Los Angeles Superior Court Judge Alex Ricciardulli, writing for the appellate panel, said Shivers was properly convicted of violating §653.2(a), which makes it a crime to electronically distribute a message “which would…likely…incite or produce…unwanted physical contact, injury or harassment” by a third person.

“The plain meaning of the words used reveals no requirement that actual incitement or actual production of the enumerated unlawful effects be caused by a person’s electronic distribution of a message,” the jurist wrote. “The only requirement is that a defendant’s message is likely to incite or produce third party actions.”

The circumstantial evidence, the judge went on to say, created the inference that Shivers used Twitter, a widely used website, to disseminate the message among a large segment of the public with the intent to provoke harassment of his ex-wife. By using the hashtags #NCIS and #Cahuenga, the judge noted, he was specifically alerting people who knew Perrette or watched her show or lived in her neighborhood.
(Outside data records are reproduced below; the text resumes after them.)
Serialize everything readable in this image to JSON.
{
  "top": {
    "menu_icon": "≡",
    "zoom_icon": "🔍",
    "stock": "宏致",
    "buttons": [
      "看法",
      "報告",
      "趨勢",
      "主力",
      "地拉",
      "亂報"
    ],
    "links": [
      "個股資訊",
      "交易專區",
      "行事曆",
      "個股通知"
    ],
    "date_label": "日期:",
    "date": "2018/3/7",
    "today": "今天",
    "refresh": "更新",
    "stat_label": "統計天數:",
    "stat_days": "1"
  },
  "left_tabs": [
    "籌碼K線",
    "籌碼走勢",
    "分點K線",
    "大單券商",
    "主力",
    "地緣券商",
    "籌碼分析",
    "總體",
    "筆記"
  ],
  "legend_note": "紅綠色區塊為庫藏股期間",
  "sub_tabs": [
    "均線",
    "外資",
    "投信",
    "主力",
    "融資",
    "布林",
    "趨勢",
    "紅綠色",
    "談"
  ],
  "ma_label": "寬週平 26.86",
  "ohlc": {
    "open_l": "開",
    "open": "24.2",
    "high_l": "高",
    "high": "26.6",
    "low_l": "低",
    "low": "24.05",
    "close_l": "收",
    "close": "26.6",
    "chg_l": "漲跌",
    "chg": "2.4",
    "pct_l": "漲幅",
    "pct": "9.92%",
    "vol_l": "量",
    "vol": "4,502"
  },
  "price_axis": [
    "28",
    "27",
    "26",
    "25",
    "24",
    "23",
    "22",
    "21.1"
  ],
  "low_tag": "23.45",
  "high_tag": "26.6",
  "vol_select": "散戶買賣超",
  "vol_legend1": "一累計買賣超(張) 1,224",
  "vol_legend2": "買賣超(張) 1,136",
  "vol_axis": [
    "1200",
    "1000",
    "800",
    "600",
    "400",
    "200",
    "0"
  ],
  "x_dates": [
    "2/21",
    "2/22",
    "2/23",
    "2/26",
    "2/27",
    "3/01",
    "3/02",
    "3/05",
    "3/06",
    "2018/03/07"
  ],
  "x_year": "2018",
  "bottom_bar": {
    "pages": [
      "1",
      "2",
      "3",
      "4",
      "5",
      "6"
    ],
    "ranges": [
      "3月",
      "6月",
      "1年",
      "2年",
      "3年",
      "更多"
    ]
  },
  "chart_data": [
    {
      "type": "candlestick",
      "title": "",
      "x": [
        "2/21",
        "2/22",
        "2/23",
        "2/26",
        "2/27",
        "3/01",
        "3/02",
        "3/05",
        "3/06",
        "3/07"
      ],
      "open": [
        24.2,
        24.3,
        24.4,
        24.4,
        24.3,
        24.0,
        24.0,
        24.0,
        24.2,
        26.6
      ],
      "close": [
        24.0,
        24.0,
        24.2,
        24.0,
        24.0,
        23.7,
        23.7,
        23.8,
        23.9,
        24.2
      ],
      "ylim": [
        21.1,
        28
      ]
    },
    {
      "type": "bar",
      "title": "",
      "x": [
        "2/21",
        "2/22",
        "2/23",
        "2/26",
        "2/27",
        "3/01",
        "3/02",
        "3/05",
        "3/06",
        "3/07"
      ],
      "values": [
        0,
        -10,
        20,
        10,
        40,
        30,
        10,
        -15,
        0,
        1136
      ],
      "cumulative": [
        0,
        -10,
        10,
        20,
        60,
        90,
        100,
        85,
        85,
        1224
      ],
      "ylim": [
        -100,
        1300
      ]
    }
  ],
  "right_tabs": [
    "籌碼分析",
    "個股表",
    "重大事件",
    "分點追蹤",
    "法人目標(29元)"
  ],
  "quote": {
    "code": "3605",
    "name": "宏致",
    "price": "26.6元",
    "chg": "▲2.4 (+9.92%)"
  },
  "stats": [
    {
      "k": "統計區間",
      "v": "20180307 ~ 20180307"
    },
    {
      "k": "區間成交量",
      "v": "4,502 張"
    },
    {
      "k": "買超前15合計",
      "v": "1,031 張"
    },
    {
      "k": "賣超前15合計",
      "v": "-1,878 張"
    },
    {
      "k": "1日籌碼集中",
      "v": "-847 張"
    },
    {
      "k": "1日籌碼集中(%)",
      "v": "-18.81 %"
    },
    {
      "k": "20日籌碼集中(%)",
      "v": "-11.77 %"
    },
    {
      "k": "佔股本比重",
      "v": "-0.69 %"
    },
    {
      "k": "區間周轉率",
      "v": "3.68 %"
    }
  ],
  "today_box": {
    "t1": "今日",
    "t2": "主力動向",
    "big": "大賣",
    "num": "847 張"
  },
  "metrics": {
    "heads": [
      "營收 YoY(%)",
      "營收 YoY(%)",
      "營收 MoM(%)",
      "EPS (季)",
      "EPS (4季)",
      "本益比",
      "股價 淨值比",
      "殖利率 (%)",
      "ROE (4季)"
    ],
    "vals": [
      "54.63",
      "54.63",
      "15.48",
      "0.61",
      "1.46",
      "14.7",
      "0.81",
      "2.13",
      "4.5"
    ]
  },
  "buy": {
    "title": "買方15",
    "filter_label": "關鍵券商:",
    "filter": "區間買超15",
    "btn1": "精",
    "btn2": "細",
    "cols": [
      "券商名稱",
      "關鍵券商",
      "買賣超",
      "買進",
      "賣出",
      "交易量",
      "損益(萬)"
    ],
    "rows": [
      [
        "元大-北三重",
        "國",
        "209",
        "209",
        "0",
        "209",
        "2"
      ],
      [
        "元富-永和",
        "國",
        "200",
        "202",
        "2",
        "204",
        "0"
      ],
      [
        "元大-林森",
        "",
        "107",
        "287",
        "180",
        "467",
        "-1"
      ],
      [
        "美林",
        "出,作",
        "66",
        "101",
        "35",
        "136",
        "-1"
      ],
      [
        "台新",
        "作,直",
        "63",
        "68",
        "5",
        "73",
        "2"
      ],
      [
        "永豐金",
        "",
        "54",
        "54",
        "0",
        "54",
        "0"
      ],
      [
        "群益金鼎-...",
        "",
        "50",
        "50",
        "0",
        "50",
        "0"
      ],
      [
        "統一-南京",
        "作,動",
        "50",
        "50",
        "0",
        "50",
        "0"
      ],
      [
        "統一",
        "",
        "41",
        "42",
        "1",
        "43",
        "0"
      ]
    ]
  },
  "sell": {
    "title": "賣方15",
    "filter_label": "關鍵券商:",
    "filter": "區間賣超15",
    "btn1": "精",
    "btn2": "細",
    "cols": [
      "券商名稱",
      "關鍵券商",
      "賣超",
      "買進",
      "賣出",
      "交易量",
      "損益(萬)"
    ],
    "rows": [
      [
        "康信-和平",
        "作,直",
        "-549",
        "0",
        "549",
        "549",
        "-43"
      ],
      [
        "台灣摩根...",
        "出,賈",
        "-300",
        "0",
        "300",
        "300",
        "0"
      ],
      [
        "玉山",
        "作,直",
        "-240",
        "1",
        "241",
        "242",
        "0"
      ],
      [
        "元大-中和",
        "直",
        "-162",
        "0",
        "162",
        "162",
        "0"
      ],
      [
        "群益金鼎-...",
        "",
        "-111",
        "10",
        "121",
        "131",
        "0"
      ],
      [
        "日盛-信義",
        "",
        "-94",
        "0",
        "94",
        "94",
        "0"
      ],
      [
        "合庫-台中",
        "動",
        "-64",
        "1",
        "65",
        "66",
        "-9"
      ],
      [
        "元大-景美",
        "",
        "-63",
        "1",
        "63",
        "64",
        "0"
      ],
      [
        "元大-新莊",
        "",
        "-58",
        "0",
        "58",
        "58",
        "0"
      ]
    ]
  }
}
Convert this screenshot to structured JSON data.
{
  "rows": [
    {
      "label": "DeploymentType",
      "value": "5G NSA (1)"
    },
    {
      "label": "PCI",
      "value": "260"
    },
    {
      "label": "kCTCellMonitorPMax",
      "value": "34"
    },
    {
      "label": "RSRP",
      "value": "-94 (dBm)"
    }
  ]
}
“It can be inferred defendant knew that persons who encountered Perrette after reading his tweets could have been motivated to report her to the police for what they believed was her stalking him, or to otherwise harass her,” Ricciardulli wrote. “…Given the nature of Twitter and the provocative contents of defendant’s tweets, a reasonable trier of fact could conclude defendant posted his tweets with the specific intent to incite or produce unwanted physical contact, injury, or harassment at the hands of a third party.”

In an unpublished portion of the opinion, the court rejected Shivers’ challenges to his conviction for violating the restraining order.

The case is People v. Shivers, BR 051060.